Research has raised concerns over Covid-19 drug Paxlovid’s cost-effectiveness, drug-drug interaction, and rebound potential. A recent study conducted by Public Health Ontario has found that the Covid-19 drug Paxlovid (nirmatrelvir–ritonavir) can reduce the risk of hospitalization and death by the disease but only for older patients.
The drug does not bear significant positive impacts on a younger population and this will cause healthcare providers and payers to reevaluate their use after it is no longer offered for free. This study has revealed that the drug is successful only in preventing 1 serious case of Covid in 62 cases and in order to better evaluate the cost-effectiveness for the drug, further stratification by age will be necessary to study the benefits of the drug in patients under the age of 70. Free supply for the drug will end in May once the public healthcare emergency in the U.S. ends.
“We observed substantial variation in the absolute risk reduction, which suggests that use of nirmatrelvir–ritonavir [Paxlovid] in populations at lower risk of COVID-19 may have limited population health benefits with important implications for its cost-effectiveness evaluations,” researchers said.
According to Kevin Schwartz, the lead author of the study, the evaluation of data from over 1,77,500 individuals revealed that nirmatrelvir–ritonavir effectively reduced the risk of hospitalization and all-cause death, these findings claimed Schwarts are corroborated by previous clinical trials and observational research. The results of the study were published in the Canadian Medical Association Journal. In the study, 8,876 individuals treated with Paxlovid were compared to 168,699 who did not get the drug. The individuals in the study were people infected with Covid-19 between April and August, 2022, in a polymerase chain reaction (PCR) test.
Despite being the most effective treatment for Covid, physicians in the U.S. have been reluctant to prescribe the drug to patients. According to a poll by the COVID States Project in July, of the adults 65 years of age and over who were diagnosed with Covid, only about 20% were prescribed with Paxlovid.
Not only this but there have been concerns that Paxlovid does not interact well with other drugs. However, research by Public Health Ontario was unable to confirm if participants in the study were concurrently taking interaction medication. Their research on the topic has concluded that Covid-19 patients with a level 2 drug-drug interaction can safely use nirmatrelvir–ritonavir. Researchers were also unable to determine if any potential drug–drug interactions were accounted for.
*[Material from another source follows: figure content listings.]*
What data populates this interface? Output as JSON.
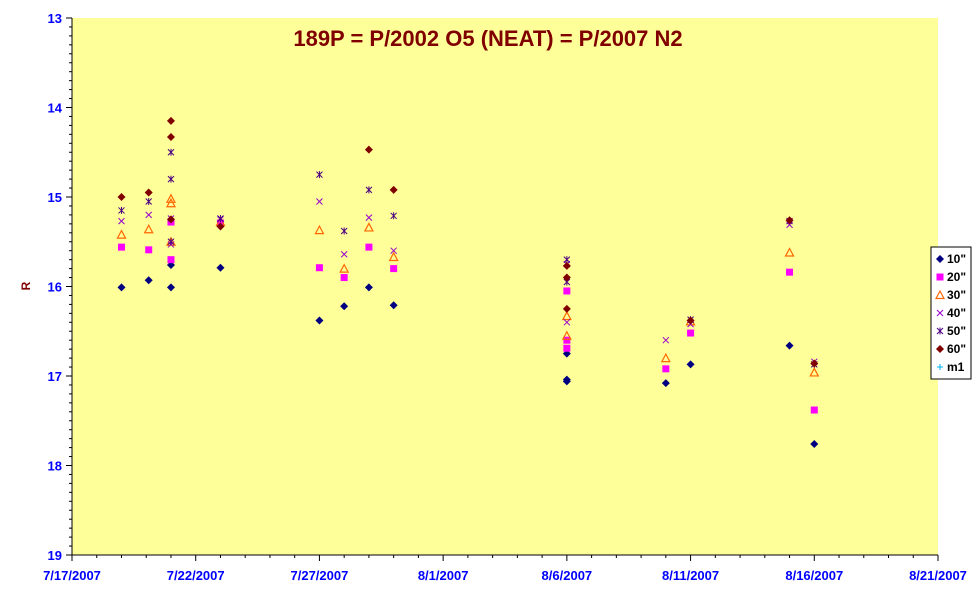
{
  "chart_data": {
    "type": "scatter",
    "title": "189P = P/2002 O5 (NEAT) = P/2007 N2",
    "xlabel": "",
    "ylabel": "R",
    "x_axis": {
      "type": "date",
      "min": "2007-07-17",
      "max": "2007-08-21",
      "tick_labels": [
        "7/17/2007",
        "7/22/2007",
        "7/27/2007",
        "8/1/2007",
        "8/6/2007",
        "8/11/2007",
        "8/16/2007",
        "8/21/2007"
      ]
    },
    "y_axis": {
      "min": 13,
      "max": 19,
      "reversed": true,
      "tick_labels": [
        "13",
        "14",
        "15",
        "16",
        "17",
        "18",
        "19"
      ]
    },
    "grid": false,
    "legend_position": "right",
    "colors": {
      "plot_background": "#ffff99",
      "axis_text": "#0000ff",
      "title": "#800000",
      "axis_line": "#000000"
    },
    "series": [
      {
        "name": "10\"",
        "marker": "diamond",
        "color": "#000080",
        "points": [
          [
            "2007-07-19",
            16.01
          ],
          [
            "2007-07-20.1",
            15.93
          ],
          [
            "2007-07-21",
            15.76
          ],
          [
            "2007-07-21",
            16.01
          ],
          [
            "2007-07-23",
            15.79
          ],
          [
            "2007-07-27",
            16.38
          ],
          [
            "2007-07-28",
            16.22
          ],
          [
            "2007-07-29",
            16.01
          ],
          [
            "2007-07-30",
            16.21
          ],
          [
            "2007-08-06",
            16.75
          ],
          [
            "2007-08-06",
            17.04
          ],
          [
            "2007-08-06",
            17.06
          ],
          [
            "2007-08-10",
            17.08
          ],
          [
            "2007-08-11",
            16.87
          ],
          [
            "2007-08-15",
            16.66
          ],
          [
            "2007-08-16",
            17.76
          ]
        ]
      },
      {
        "name": "20\"",
        "marker": "square",
        "color": "#ff00ff",
        "points": [
          [
            "2007-07-19",
            15.56
          ],
          [
            "2007-07-20.1",
            15.59
          ],
          [
            "2007-07-21",
            15.28
          ],
          [
            "2007-07-21",
            15.7
          ],
          [
            "2007-07-23",
            15.29
          ],
          [
            "2007-07-27",
            15.79
          ],
          [
            "2007-07-28",
            15.9
          ],
          [
            "2007-07-29",
            15.56
          ],
          [
            "2007-07-30",
            15.8
          ],
          [
            "2007-08-06",
            16.05
          ],
          [
            "2007-08-06",
            16.6
          ],
          [
            "2007-08-06",
            16.69
          ],
          [
            "2007-08-10",
            16.92
          ],
          [
            "2007-08-11",
            16.52
          ],
          [
            "2007-08-15",
            15.84
          ],
          [
            "2007-08-16",
            17.38
          ]
        ]
      },
      {
        "name": "30\"",
        "marker": "triangle",
        "color": "#ff6600",
        "points": [
          [
            "2007-07-19",
            15.42
          ],
          [
            "2007-07-20.1",
            15.36
          ],
          [
            "2007-07-21",
            15.02
          ],
          [
            "2007-07-21",
            15.07
          ],
          [
            "2007-07-21",
            15.5
          ],
          [
            "2007-07-23",
            15.28
          ],
          [
            "2007-07-27",
            15.37
          ],
          [
            "2007-07-28",
            15.8
          ],
          [
            "2007-07-29",
            15.34
          ],
          [
            "2007-07-30",
            15.67
          ],
          [
            "2007-08-06",
            16.33
          ],
          [
            "2007-08-06",
            16.55
          ],
          [
            "2007-08-10",
            16.8
          ],
          [
            "2007-08-11",
            16.39
          ],
          [
            "2007-08-15",
            15.62
          ],
          [
            "2007-08-16",
            16.96
          ]
        ]
      },
      {
        "name": "40\"",
        "marker": "x",
        "color": "#9900cc",
        "points": [
          [
            "2007-07-19",
            15.27
          ],
          [
            "2007-07-20.1",
            15.2
          ],
          [
            "2007-07-21",
            15.53
          ],
          [
            "2007-07-21",
            15.24
          ],
          [
            "2007-07-23",
            15.25
          ],
          [
            "2007-07-27",
            15.05
          ],
          [
            "2007-07-28",
            15.64
          ],
          [
            "2007-07-29",
            15.23
          ],
          [
            "2007-07-30",
            15.6
          ],
          [
            "2007-08-06",
            16.4
          ],
          [
            "2007-08-06",
            15.75
          ],
          [
            "2007-08-10",
            16.6
          ],
          [
            "2007-08-11",
            16.42
          ],
          [
            "2007-08-15",
            15.31
          ],
          [
            "2007-08-16",
            16.84
          ]
        ]
      },
      {
        "name": "50\"",
        "marker": "star",
        "color": "#4b0082",
        "points": [
          [
            "2007-07-19",
            15.15
          ],
          [
            "2007-07-20.1",
            15.05
          ],
          [
            "2007-07-21",
            14.5
          ],
          [
            "2007-07-21",
            14.8
          ],
          [
            "2007-07-21",
            15.5
          ],
          [
            "2007-07-23",
            15.24
          ],
          [
            "2007-07-27",
            14.75
          ],
          [
            "2007-07-28",
            15.38
          ],
          [
            "2007-07-29",
            14.92
          ],
          [
            "2007-07-30",
            15.21
          ],
          [
            "2007-08-06",
            15.7
          ],
          [
            "2007-08-06",
            15.95
          ],
          [
            "2007-08-11",
            16.37
          ],
          [
            "2007-08-15",
            15.27
          ],
          [
            "2007-08-16",
            16.87
          ]
        ]
      },
      {
        "name": "60\"",
        "marker": "diamond",
        "color": "#800000",
        "points": [
          [
            "2007-07-19",
            15.0
          ],
          [
            "2007-07-20.1",
            14.95
          ],
          [
            "2007-07-21",
            14.15
          ],
          [
            "2007-07-21",
            14.33
          ],
          [
            "2007-07-21",
            15.25
          ],
          [
            "2007-07-23",
            15.33
          ],
          [
            "2007-07-29",
            14.47
          ],
          [
            "2007-07-30",
            14.92
          ],
          [
            "2007-08-06",
            15.9
          ],
          [
            "2007-08-06",
            15.77
          ],
          [
            "2007-08-06",
            16.25
          ],
          [
            "2007-08-11",
            16.38
          ],
          [
            "2007-08-15",
            15.26
          ],
          [
            "2007-08-16",
            16.86
          ]
        ]
      },
      {
        "name": "m1",
        "marker": "plus",
        "color": "#00b0f0",
        "points": []
      }
    ]
  }
}
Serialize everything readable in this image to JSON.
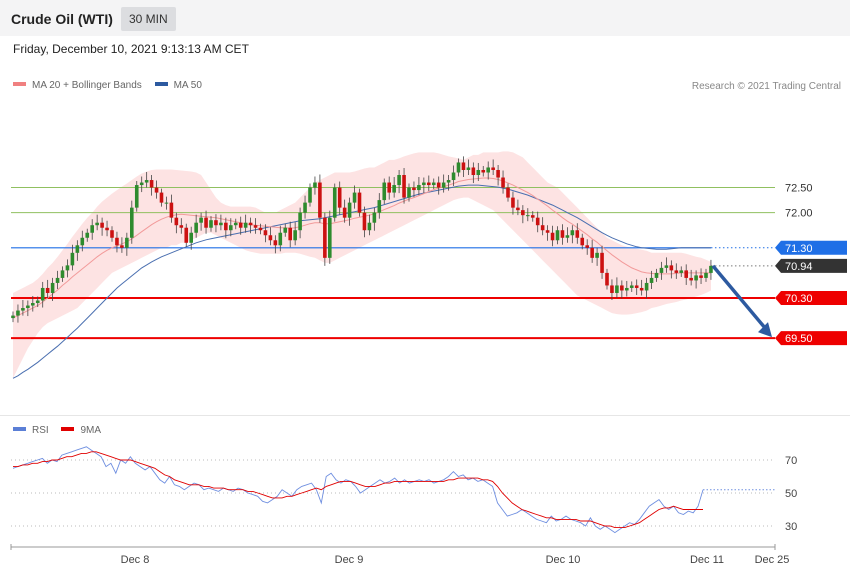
{
  "header": {
    "title": "Crude Oil (WTI)",
    "interval": "30 MIN"
  },
  "datetime": "Friday, December 10, 2021 9:13:13 AM CET",
  "legend_main": [
    {
      "label": "MA 20 + Bollinger Bands",
      "color": "#f08080"
    },
    {
      "label": "MA 50",
      "color": "#2d5aa0"
    }
  ],
  "copyright": "Research © 2021 Trading Central",
  "legend_rsi": [
    {
      "label": "RSI",
      "color": "#5b7fd6"
    },
    {
      "label": "9MA",
      "color": "#e00000"
    }
  ],
  "colors": {
    "up": "#2e8b2e",
    "down": "#cc1111",
    "level_red": "#ee0000",
    "level_blue": "#1f6fe6",
    "level_green": "#90c060",
    "arrow": "#2d5aa0",
    "last_price": "#333333",
    "band": "#fde3e3"
  },
  "chart_data": [
    {
      "type": "candlestick",
      "title": "Crude Oil (WTI)",
      "interval": "30 MIN",
      "x_ticks": [
        "Dec 8",
        "Dec 9",
        "Dec 10",
        "Dec 11",
        "Dec 25"
      ],
      "ylim": [
        68.6,
        73.2
      ],
      "levels": [
        {
          "value": 72.5,
          "label": "72.50",
          "style": "green-thin"
        },
        {
          "value": 72.0,
          "label": "72.00",
          "style": "green-thin"
        },
        {
          "value": 71.3,
          "label": "71.30",
          "style": "blue"
        },
        {
          "value": 70.94,
          "label": "70.94",
          "style": "last-price"
        },
        {
          "value": 70.3,
          "label": "70.30",
          "style": "red"
        },
        {
          "value": 69.5,
          "label": "69.50",
          "style": "red"
        }
      ],
      "close": [
        69.95,
        70.05,
        70.1,
        70.15,
        70.2,
        70.25,
        70.5,
        70.4,
        70.6,
        70.7,
        70.85,
        70.95,
        71.2,
        71.35,
        71.5,
        71.6,
        71.75,
        71.8,
        71.7,
        71.65,
        71.5,
        71.35,
        71.3,
        71.5,
        72.1,
        72.55,
        72.6,
        72.65,
        72.5,
        72.4,
        72.2,
        72.2,
        71.9,
        71.75,
        71.7,
        71.4,
        71.6,
        71.8,
        71.9,
        71.7,
        71.85,
        71.75,
        71.8,
        71.65,
        71.75,
        71.8,
        71.7,
        71.8,
        71.75,
        71.7,
        71.65,
        71.55,
        71.45,
        71.35,
        71.6,
        71.7,
        71.45,
        71.65,
        72.0,
        72.2,
        72.5,
        72.6,
        71.9,
        71.1,
        71.9,
        72.5,
        72.1,
        71.9,
        72.2,
        72.4,
        72.0,
        71.65,
        71.8,
        72.0,
        72.25,
        72.6,
        72.4,
        72.55,
        72.75,
        72.3,
        72.5,
        72.45,
        72.55,
        72.6,
        72.55,
        72.6,
        72.5,
        72.6,
        72.65,
        72.8,
        73.0,
        72.85,
        72.9,
        72.75,
        72.85,
        72.8,
        72.9,
        72.85,
        72.7,
        72.5,
        72.3,
        72.1,
        72.05,
        71.95,
        71.95,
        71.9,
        71.75,
        71.65,
        71.6,
        71.45,
        71.65,
        71.5,
        71.55,
        71.65,
        71.5,
        71.35,
        71.3,
        71.1,
        71.2,
        70.8,
        70.55,
        70.4,
        70.55,
        70.45,
        70.5,
        70.55,
        70.5,
        70.45,
        70.6,
        70.7,
        70.8,
        70.9,
        70.95,
        70.85,
        70.8,
        70.85,
        70.7,
        70.65,
        70.75,
        70.7,
        70.8,
        70.94
      ],
      "ma20": [
        69.9,
        69.95,
        70.0,
        70.05,
        70.1,
        70.15,
        70.22,
        70.3,
        70.38,
        70.46,
        70.55,
        70.63,
        70.72,
        70.8,
        70.88,
        70.96,
        71.04,
        71.12,
        71.19,
        71.25,
        71.3,
        71.34,
        71.38,
        71.42,
        71.48,
        71.55,
        71.62,
        71.69,
        71.76,
        71.82,
        71.87,
        71.91,
        71.94,
        71.96,
        71.97,
        71.96,
        71.95,
        71.94,
        71.93,
        71.92,
        71.91,
        71.9,
        71.88,
        71.86,
        71.84,
        71.82,
        71.8,
        71.78,
        71.76,
        71.75,
        71.74,
        71.73,
        71.72,
        71.71,
        71.7,
        71.7,
        71.69,
        71.7,
        71.72,
        71.75,
        71.78,
        71.8,
        71.8,
        71.78,
        71.78,
        71.8,
        71.82,
        71.84,
        71.86,
        71.89,
        71.91,
        71.93,
        71.95,
        71.98,
        72.02,
        72.06,
        72.1,
        72.14,
        72.19,
        72.23,
        72.27,
        72.3,
        72.34,
        72.38,
        72.42,
        72.46,
        72.49,
        72.52,
        72.55,
        72.58,
        72.62,
        72.64,
        72.66,
        72.67,
        72.68,
        72.69,
        72.69,
        72.68,
        72.66,
        72.63,
        72.59,
        72.55,
        72.5,
        72.45,
        72.4,
        72.34,
        72.27,
        72.2,
        72.13,
        72.05,
        71.98,
        71.9,
        71.83,
        71.77,
        71.7,
        71.63,
        71.56,
        71.48,
        71.41,
        71.32,
        71.24,
        71.16,
        71.09,
        71.02,
        70.96,
        70.9,
        70.86,
        70.82,
        70.8,
        70.79,
        70.78,
        70.78,
        70.78,
        70.78,
        70.79,
        70.8,
        70.8,
        70.8,
        70.8,
        70.8,
        70.8,
        70.8
      ],
      "bb_upper": [
        70.4,
        70.45,
        70.5,
        70.55,
        70.6,
        70.68,
        70.78,
        70.9,
        71.0,
        71.12,
        71.25,
        71.38,
        71.52,
        71.65,
        71.78,
        71.9,
        72.0,
        72.12,
        72.22,
        72.3,
        72.38,
        72.45,
        72.52,
        72.58,
        72.65,
        72.72,
        72.78,
        72.82,
        72.85,
        72.86,
        72.86,
        72.86,
        72.86,
        72.85,
        72.84,
        72.83,
        72.82,
        72.8,
        72.75,
        72.6,
        72.45,
        72.3,
        72.2,
        72.15,
        72.12,
        72.12,
        72.12,
        72.12,
        72.12,
        72.1,
        72.05,
        72.0,
        72.0,
        72.0,
        72.05,
        72.1,
        72.15,
        72.2,
        72.3,
        72.4,
        72.5,
        72.6,
        72.65,
        72.7,
        72.75,
        72.8,
        72.8,
        72.8,
        72.8,
        72.82,
        72.85,
        72.88,
        72.9,
        72.9,
        72.95,
        73.0,
        73.05,
        73.05,
        73.08,
        73.12,
        73.15,
        73.18,
        73.2,
        73.2,
        73.2,
        73.2,
        73.18,
        73.15,
        73.12,
        73.1,
        73.08,
        73.05,
        73.1,
        73.15,
        73.15,
        73.2,
        73.2,
        73.2,
        73.2,
        73.22,
        73.22,
        73.2,
        73.15,
        73.1,
        73.0,
        72.9,
        72.8,
        72.7,
        72.6,
        72.55,
        72.5,
        72.4,
        72.3,
        72.2,
        72.1,
        72.0,
        71.9,
        71.8,
        71.7,
        71.6,
        71.5,
        71.45,
        71.4,
        71.35,
        71.32,
        71.3,
        71.28,
        71.26,
        71.24,
        71.2,
        71.2,
        71.2,
        71.2,
        71.2,
        71.2,
        71.2,
        71.18,
        71.15,
        71.12,
        71.1,
        71.06,
        71.02
      ],
      "bb_lower": [
        68.7,
        68.9,
        69.1,
        69.3,
        69.45,
        69.6,
        69.72,
        69.8,
        69.85,
        69.9,
        69.95,
        70.0,
        70.05,
        70.1,
        70.2,
        70.3,
        70.4,
        70.5,
        70.6,
        70.7,
        70.8,
        70.85,
        70.9,
        70.95,
        71.0,
        71.05,
        71.1,
        71.15,
        71.2,
        71.25,
        71.3,
        71.3,
        71.35,
        71.35,
        71.4,
        71.4,
        71.45,
        71.5,
        71.55,
        71.6,
        71.6,
        71.55,
        71.5,
        71.45,
        71.4,
        71.35,
        71.3,
        71.25,
        71.22,
        71.2,
        71.18,
        71.18,
        71.18,
        71.18,
        71.18,
        71.2,
        71.2,
        71.2,
        71.18,
        71.15,
        71.12,
        71.1,
        71.05,
        71.0,
        71.0,
        71.05,
        71.1,
        71.15,
        71.2,
        71.25,
        71.3,
        71.35,
        71.4,
        71.45,
        71.5,
        71.55,
        71.6,
        71.65,
        71.7,
        71.75,
        71.8,
        71.85,
        71.9,
        71.95,
        72.0,
        72.05,
        72.1,
        72.15,
        72.2,
        72.25,
        72.28,
        72.3,
        72.3,
        72.25,
        72.2,
        72.15,
        72.1,
        72.05,
        71.95,
        71.85,
        71.75,
        71.65,
        71.55,
        71.45,
        71.35,
        71.25,
        71.15,
        71.05,
        70.95,
        70.85,
        70.75,
        70.65,
        70.55,
        70.45,
        70.35,
        70.3,
        70.25,
        70.2,
        70.15,
        70.1,
        70.05,
        70.0,
        69.98,
        69.97,
        69.97,
        69.98,
        70.0,
        70.02,
        70.05,
        70.1,
        70.12,
        70.15,
        70.18,
        70.2,
        70.22,
        70.25,
        70.27,
        70.3,
        70.33,
        70.36,
        70.4,
        70.45
      ],
      "ma50": [
        68.7,
        68.75,
        68.82,
        68.88,
        68.95,
        69.02,
        69.1,
        69.18,
        69.26,
        69.34,
        69.43,
        69.52,
        69.61,
        69.7,
        69.8,
        69.9,
        70.0,
        70.1,
        70.2,
        70.3,
        70.4,
        70.5,
        70.58,
        70.66,
        70.74,
        70.82,
        70.9,
        70.96,
        71.02,
        71.07,
        71.12,
        71.16,
        71.2,
        71.24,
        71.28,
        71.32,
        71.36,
        71.4,
        71.43,
        71.46,
        71.48,
        71.5,
        71.52,
        71.54,
        71.56,
        71.58,
        71.6,
        71.62,
        71.64,
        71.66,
        71.68,
        71.7,
        71.72,
        71.74,
        71.76,
        71.78,
        71.8,
        71.82,
        71.84,
        71.85,
        71.86,
        71.87,
        71.88,
        71.9,
        71.92,
        71.94,
        71.96,
        71.98,
        72.0,
        72.02,
        72.04,
        72.06,
        72.08,
        72.1,
        72.13,
        72.16,
        72.19,
        72.22,
        72.25,
        72.28,
        72.31,
        72.34,
        72.37,
        72.39,
        72.41,
        72.43,
        72.45,
        72.47,
        72.49,
        72.51,
        72.53,
        72.54,
        72.55,
        72.55,
        72.55,
        72.54,
        72.53,
        72.52,
        72.51,
        72.49,
        72.47,
        72.44,
        72.41,
        72.38,
        72.35,
        72.31,
        72.27,
        72.23,
        72.19,
        72.15,
        72.1,
        72.05,
        72.0,
        71.95,
        71.9,
        71.84,
        71.78,
        71.72,
        71.66,
        71.6,
        71.55,
        71.5,
        71.46,
        71.42,
        71.38,
        71.35,
        71.32,
        71.3,
        71.29,
        71.28,
        71.27,
        71.27,
        71.27,
        71.28,
        71.29,
        71.3,
        71.3,
        71.3,
        71.3,
        71.3,
        71.3,
        71.3
      ],
      "projection": [
        70.94,
        69.5
      ]
    },
    {
      "type": "line",
      "title": "RSI",
      "ylim": [
        20,
        80
      ],
      "y_ticks": [
        70,
        50,
        30
      ],
      "series": [
        {
          "name": "RSI",
          "values": [
            65,
            66,
            67,
            68,
            69,
            70,
            71,
            68,
            70,
            69,
            73,
            74,
            75,
            76,
            77,
            78,
            76,
            74,
            72,
            66,
            68,
            62,
            70,
            68,
            72,
            68,
            66,
            64,
            66,
            62,
            58,
            56,
            60,
            55,
            54,
            52,
            54,
            56,
            55,
            52,
            53,
            52,
            51,
            53,
            52,
            51,
            53,
            52,
            50,
            49,
            48,
            45,
            44,
            46,
            48,
            52,
            50,
            48,
            52,
            54,
            55,
            56,
            52,
            44,
            60,
            62,
            58,
            56,
            58,
            57,
            54,
            50,
            52,
            54,
            56,
            58,
            56,
            57,
            59,
            56,
            58,
            56,
            57,
            58,
            57,
            58,
            56,
            57,
            58,
            60,
            63,
            60,
            61,
            58,
            59,
            57,
            58,
            56,
            54,
            44,
            40,
            36,
            37,
            38,
            40,
            38,
            36,
            34,
            33,
            32,
            36,
            33,
            34,
            36,
            34,
            33,
            32,
            30,
            35,
            30,
            28,
            30,
            28,
            26,
            28,
            30,
            32,
            31,
            34,
            38,
            42,
            44,
            46,
            42,
            40,
            42,
            38,
            37,
            39,
            38,
            42,
            52
          ]
        },
        {
          "name": "9MA",
          "values": [
            66,
            66,
            67,
            67,
            68,
            68,
            69,
            69,
            70,
            70,
            71,
            72,
            72,
            73,
            74,
            74,
            75,
            75,
            74,
            73,
            72,
            71,
            70,
            70,
            70,
            69,
            68,
            67,
            66,
            65,
            63,
            61,
            60,
            58,
            57,
            56,
            55,
            55,
            55,
            54,
            54,
            53,
            53,
            53,
            52,
            52,
            52,
            52,
            51,
            51,
            50,
            49,
            48,
            47,
            47,
            47,
            48,
            48,
            49,
            50,
            51,
            52,
            53,
            52,
            54,
            55,
            56,
            57,
            57,
            57,
            56,
            55,
            54,
            54,
            54,
            55,
            56,
            56,
            57,
            57,
            57,
            57,
            57,
            57,
            57,
            57,
            57,
            57,
            57,
            58,
            58,
            59,
            59,
            59,
            59,
            59,
            58,
            58,
            57,
            54,
            50,
            47,
            44,
            42,
            40,
            39,
            38,
            37,
            36,
            35,
            35,
            34,
            34,
            34,
            34,
            34,
            33,
            33,
            33,
            32,
            31,
            30,
            30,
            29,
            29,
            29,
            30,
            31,
            32,
            34,
            36,
            38,
            40,
            41,
            41,
            42,
            41,
            40,
            40,
            40,
            40,
            40
          ]
        }
      ]
    }
  ]
}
In addition, chances of a rebound, that is the emergence of Covid even after taking the prescribed courses of Paxlovid is a threat. Among people who experienced such a phenomenon famously are former top White House medical adviser, Anothony Fuci, and even the current President of the United States, Joe Biden.
The Centres for Disease Control and Prevention (CDC) in its morbidity and Mortality Weekly Report has also shared disparity in access to Paxlovid in Hispanic and black people compared to white and non-Hispanic people, and these disparities span across age groups and patients with who are immunocompromised.